The following is a sortable table of the municipalities and municipal districts with population figures as of the 2012 census. Urban population are those living in the seats (cabeceras literally heads) of municipalities or of municipal districts. Rural population are those living in the districts (Secciones literally sections) and neighborhoods (Parajes literally places) outside of them.

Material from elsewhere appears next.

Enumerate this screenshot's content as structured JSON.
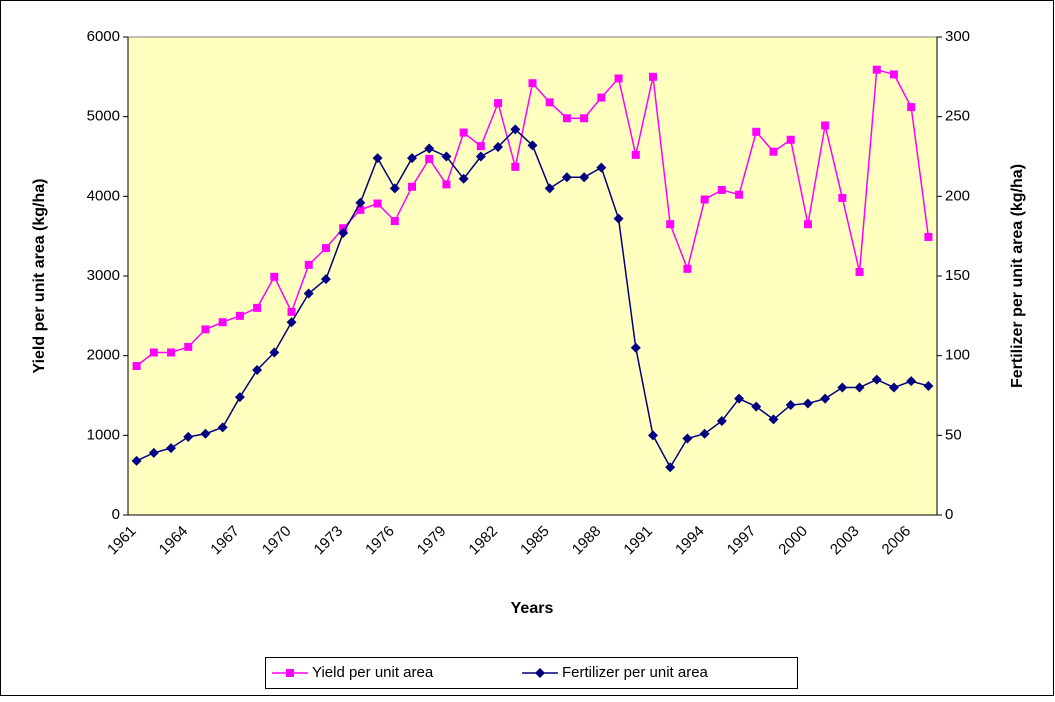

| Name | Total population | Urban population | Rural population |
|---|---|---|---|
| Consuelo | 36,588 | 28,063 | 8,525 |
| Guayacanes | 37,889 | 37,144 | 745 |
| Quisqueya | 24,885 | 16,316 | 8,569 |
| Ramon Santana | 16,548 | 2,569 | 13,979 |
| San José de los Llanos | 38,989 | 7,856 | 31,133 |
| San Pedro de Macorís | 263,951 | 218,055 | 45,896 |
| San Pedro de Macorís province | 418,850 | 310,003 | 108,847 |

For comparison with the municipalities and municipal districts of other provinces see the list of municipalities and municipal districts of the Dominican Republic.

==Economy==
There are several Ingenios azucareros (sugar mills or, literally, sugar engines) distributed in the province which handle the load of its large sugar cane plantations. This industry in turn allowed for San Pedro De Macorís to serve as the base of operations for two of the DR's three biggest rum distilleries. Bovine cattle is another important economic asset, as it is in all of the other eastern provinces thanks to the vast Llanura Oriental (Eastern Plain). San Pedro also hosts many hotel and tourism ventures, ranging from low-tier resorts to top tier exclusive Golf and Country Clubs.

==Sports==
The province enjoys a rarely disputed reputation as the capital of Dominican baseball, providing a relatively high number of professional baseball players. Many of these players are drafted to play in the USA's Major Leagues of Baseball, with Sammy Sosa being the most notable player from SPM in recent years (see a full list of Dominican players). Baseball players from this city often come from poor homes and use baseball as a way to earn money for their families. Many ball players from this city are major philanthropists as well.